Durante buena parte de la historia, la única conexión de un sinfín de comunidades humanas con el exterior se establecía a través de compañías teatrales y circenses, de juglares que vagaban por el mundo recogiendo tradiciones orales que, poco a poco, se fueron transformando. Su llegada era un soplo de aire fresco en un mundo por lo demás monótono; un auténtico acontecimiento que alteraba la rutina de personas que pasaban toda su vida en un mismo valle.
Hoy día, sin embargo, los cables y los satélites que recorren el planeta nos atiborran con mucha más información de la que somos capaces a digerir. Por ello hay lugares en los que la farándula es recibida con desconfianza o incluso con abierta hostilidad. Si la semana pasada vimos cómo la producción de También la lluvia quedaba atrapada en mitad de la Guerra del agua que recorrió Bolivia en el año 2000, en esta ocasión es el espectáculo en sí mismo el que encenderá la mecha de la destrucción. Una destrucción con la que Béla Tarr rebusca las causas profundas de la violencia y la sinrazón en las sociedades humanas.
Vaya por delante que quien suscribe opina que, con Armonías de Werckmeister, entramos de lleno en el terreno del cine con mayúsculas, ese en el que cada espectador encuentra lecturas diferentes (todas ellas tan válidas como erróneas). La mía será eminentemente política, pero sería injusto dejar de advertir al lector que la séptima película del reconocidísimo cineasta húngaro reserva, también, agradables sorpresas para los amantes de la metafísica y la música. Los primeros encontrarán en la cinta una reflexión en torno a la existencia, el ser y la propia realidad a través de un realismo fílmico que tiene algo de mágico y mucha decadencia. Los segundos encontrarán en el título de la película la certeza de que orbita alrededor de un monólogo vibrante: el de un viejo músico acerca de la obra de Andreas Werckmeister, tratadista alemán de la segunda mitad del siglo XVII que veía en la música la obra de dios y en cuyas teorías se apoyó Bach para cambiar la historia de la armonía y, de paso, la de la propia música. A pesar de todo, resulta difícil no encontrar en la película de Béla Tarr una terrible profecía del devenir político de su país, que ahora es también el del resto del mundo.

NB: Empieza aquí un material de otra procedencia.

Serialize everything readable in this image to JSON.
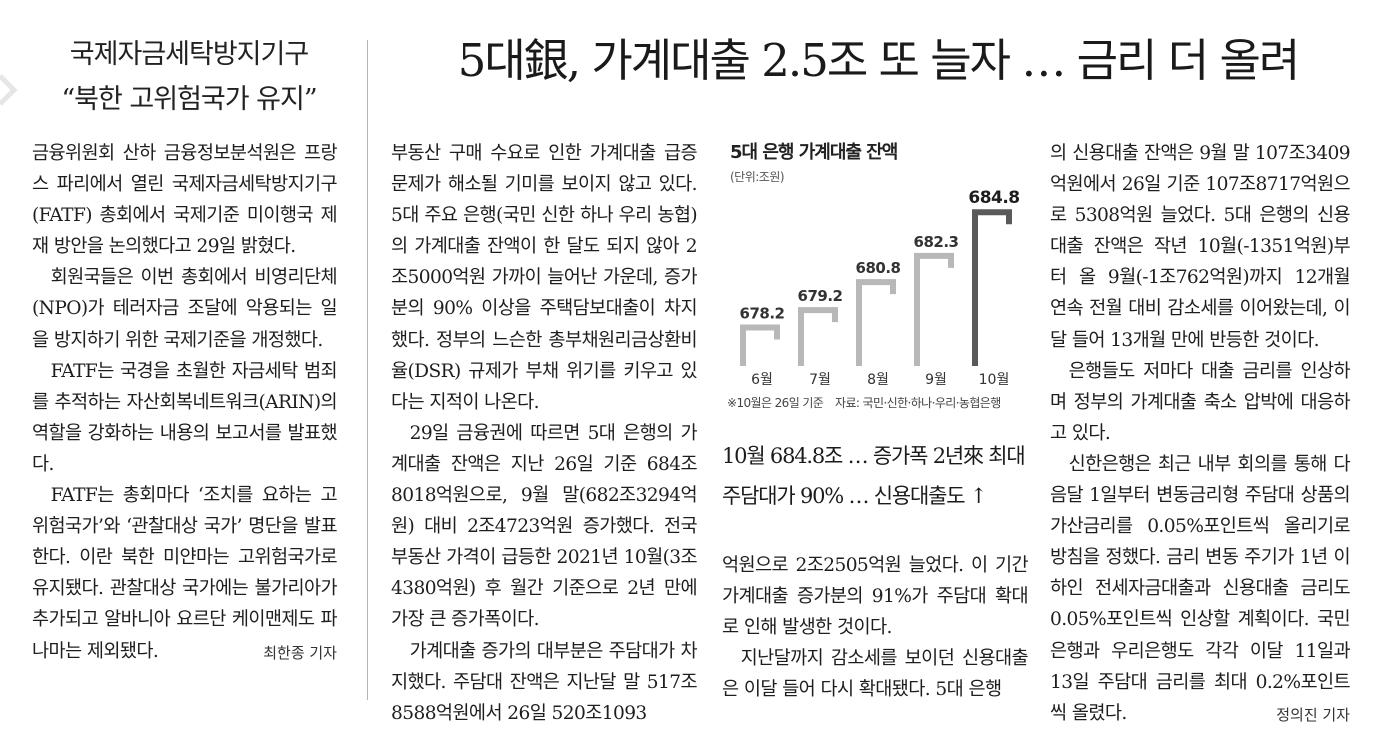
{
  "side_article": {
    "headline_line1": "국제자금세탁방지기구",
    "headline_line2": "“북한 고위험국가 유지”",
    "paragraphs": [
      "금융위원회 산하 금융정보분석원은 프랑스 파리에서 열린 국제자금세탁방지기구(FATF) 총회에서 국제기준 미이행국 제재 방안을 논의했다고 29일 밝혔다.",
      "회원국들은 이번 총회에서 비영리단체(NPO)가 테러자금 조달에 악용되는 일을 방지하기 위한 국제기준을 개정했다.",
      "FATF는 국경을 초월한 자금세탁 범죄를 추적하는 자산회복네트워크(ARIN)의 역할을 강화하는 내용의 보고서를 발표했다.",
      "FATF는 총회마다 ‘조치를 요하는 고위험국가’와 ‘관찰대상 국가’ 명단을 발표한다. 이란 북한 미얀마는 고위험국가로 유지됐다. 관찰대상 국가에는 불가리아가 추가되고 알바니아 요르단 케이맨제도 파나마는 제외됐다."
    ],
    "byline": "최한종 기자"
  },
  "main_article": {
    "headline": "5대銀, 가계대출 2.5조 또 늘자 … 금리 더 올려",
    "subhead_line1": "10월 684.8조 … 증가폭 2년來 최대",
    "subhead_line2": "주담대가 90% … 신용대출도 ↑",
    "col2_paragraphs": [
      "부동산 구매 수요로 인한 가계대출 급증 문제가 해소될 기미를 보이지 않고 있다. 5대 주요 은행(국민 신한 하나 우리 농협)의 가계대출 잔액이 한 달도 되지 않아 2조5000억원 가까이 늘어난 가운데, 증가분의 90% 이상을 주택담보대출이 차지했다. 정부의 느슨한 총부채원리금상환비율(DSR) 규제가 부채 위기를 키우고 있다는 지적이 나온다.",
      "29일 금융권에 따르면 5대 은행의 가계대출 잔액은 지난 26일 기준 684조8018억원으로, 9월 말(682조3294억원) 대비 2조4723억원 증가했다. 전국 부동산 가격이 급등한 2021년 10월(3조4380억원) 후 월간 기준으로 2년 만에 가장 큰 증가폭이다.",
      "가계대출 증가의 대부분은 주담대가 차지했다. 주담대 잔액은 지난달 말 517조8588억원에서 26일 520조1093"
    ],
    "col3_paragraphs": [
      "억원으로 2조2505억원 늘었다. 이 기간 가계대출 증가분의 91%가 주담대 확대로 인해 발생한 것이다.",
      "지난달까지 감소세를 보이던 신용대출은 이달 들어 다시 확대됐다. 5대 은행"
    ],
    "col4_paragraphs": [
      "의 신용대출 잔액은 9월 말 107조3409억원에서 26일 기준 107조8717억원으로 5308억원 늘었다. 5대 은행의 신용대출 잔액은 작년 10월(-1351억원)부터 올 9월(-1조762억원)까지 12개월 연속 전월 대비 감소세를 이어왔는데, 이달 들어 13개월 만에 반등한 것이다.",
      "은행들도 저마다 대출 금리를 인상하며 정부의 가계대출 축소 압박에 대응하고 있다.",
      "신한은행은 최근 내부 회의를 통해 다음달 1일부터 변동금리형 주담대 상품의 가산금리를 0.05%포인트씩 올리기로 방침을 정했다. 금리 변동 주기가 1년 이하인 전세자금대출과 신용대출 금리도 0.05%포인트씩 인상할 계획이다. 국민은행과 우리은행도 각각 이달 11일과 13일 주담대 금리를 최대 0.2%포인트씩 올렸다."
    ],
    "byline": "정의진 기자"
  },
  "chart": {
    "note": "※10월은 26일 기준",
    "source": "자료: 국민·신한·하나·우리·농협은행"
  },
  "chart_data": {
    "type": "bar",
    "title": "5대 은행 가계대출 잔액",
    "unit_label": "(단위:조원)",
    "categories": [
      "6월",
      "7월",
      "8월",
      "9월",
      "10월"
    ],
    "values": [
      678.2,
      679.2,
      680.8,
      682.3,
      684.8
    ],
    "value_labels": [
      "678.2",
      "679.2",
      "680.8",
      "682.3",
      "684.8"
    ],
    "ylim": [
      676.0,
      685.5
    ],
    "colors": {
      "normal": "#b8b8b8",
      "highlight": "#5a5a5a"
    },
    "highlight_index": 4,
    "grid": false,
    "legend": "none"
  }
}
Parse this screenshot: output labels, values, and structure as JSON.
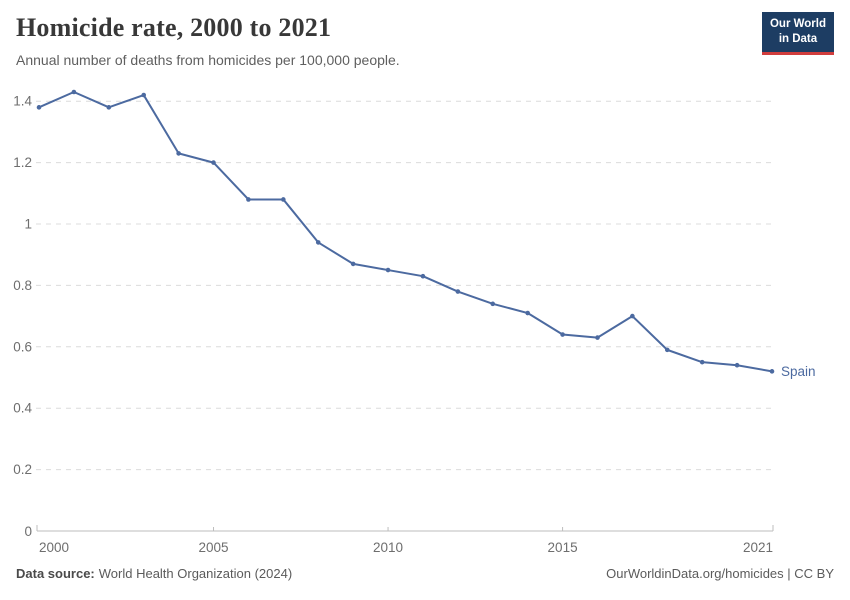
{
  "header": {
    "title": "Homicide rate, 2000 to 2021",
    "subtitle": "Annual number of deaths from homicides per 100,000 people.",
    "logo": {
      "line1": "Our World",
      "line2": "in Data"
    }
  },
  "chart_data": {
    "type": "line",
    "title": "Homicide rate, 2000 to 2021",
    "subtitle": "Annual number of deaths from homicides per 100,000 people.",
    "x": [
      2000,
      2001,
      2002,
      2003,
      2004,
      2005,
      2006,
      2007,
      2008,
      2009,
      2010,
      2011,
      2012,
      2013,
      2014,
      2015,
      2016,
      2017,
      2018,
      2019,
      2020,
      2021
    ],
    "series": [
      {
        "name": "Spain",
        "color": "#4c6aa0",
        "values": [
          1.38,
          1.43,
          1.38,
          1.42,
          1.23,
          1.2,
          1.08,
          1.08,
          0.94,
          0.87,
          0.85,
          0.83,
          0.78,
          0.74,
          0.71,
          0.64,
          0.63,
          0.7,
          0.59,
          0.55,
          0.54,
          0.52
        ]
      }
    ],
    "xlabel": "",
    "ylabel": "",
    "xlim": [
      2000,
      2021
    ],
    "ylim": [
      0,
      1.4
    ],
    "x_ticks": [
      2000,
      2005,
      2010,
      2015,
      2021
    ],
    "x_tick_labels": [
      "2000",
      "2005",
      "2010",
      "2015",
      "2021"
    ],
    "y_ticks": [
      0,
      0.2,
      0.4,
      0.6,
      0.8,
      1,
      1.2,
      1.4
    ],
    "y_tick_labels": [
      "0",
      "0.2",
      "0.4",
      "0.6",
      "0.8",
      "1",
      "1.2",
      "1.4"
    ],
    "grid": "horizontal-dashed",
    "legend": "end-of-line-label",
    "markers": true
  },
  "footer": {
    "source_label": "Data source:",
    "source_value": "World Health Organization (2024)",
    "attribution": "OurWorldinData.org/homicides | CC BY"
  },
  "colors": {
    "line": "#4c6aa0",
    "grid": "#dcdcdc",
    "axis": "#bdbdbd",
    "tick_text": "#6e6e6e",
    "logo_bg": "#1d3d63",
    "logo_accent": "#d13d3d",
    "title_text": "#383838"
  }
}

Resulta imposible, cuando la superficie de la película narra la llegada de un espectáculo que muestra el cadáver disecado de la ballena más grande del mundo al interior de una Hungría mísera y atemporal; cuando El príncipe, presentador de una función que nunca se celebra, usa semejante cebo para atraer al gentío hasta su camión y desconectar a los ciudadanos de su mundo; cuando les vemos dejar de beber juntos, hablar de prodigios, y alguien riega sus temores con un discurso repleto de odio. Y también cuando discurrimos que Béla Tarr rodó esta película en el año 2000, en el ecuador del primer mandato de Viktor Orbán, por entonces considerado un lunático por el resto de Occidente. Hoy, de nuevo en el poder, aspira a capitanear la alianza continental de la extrema derecha.
Por ultimo, también es necesario advertir que Armonías de Werckmeister no es una película fácil de digerir; por supuesto, superar sus dificultades hace que el premio de los nutrientes de su cine resulten todavía más gratificantes: su fotografía es un continuo ejercicio de claroscuros imposibles, pero eso es precisamente lo que la hace brillante; sus planos secuencia pueden resultar exasperantes, pero devuelven el protagonismo al silencio el tiempo justo para que cada palabra resulte atronadora; la acción escasea, hasta que la tragedia que se incuba durante dos horas estalla, a pesar de todo inesperada y capaz de provocar en el espectador una verdadera catarsis. Tras ella, otra imposibilidad: salir del universo creado por Bélla Tarr sin preguntarse qué significa esa ballena gigante, varada en mitad de una plaza. Para quien escribe, la respuesta es igual de inevitable que la pregunta: la ballena es un ser majestuoso que se guía por el recuerdo; y la muerte de la memoria simboliza que la tragedia más grande es el olvido.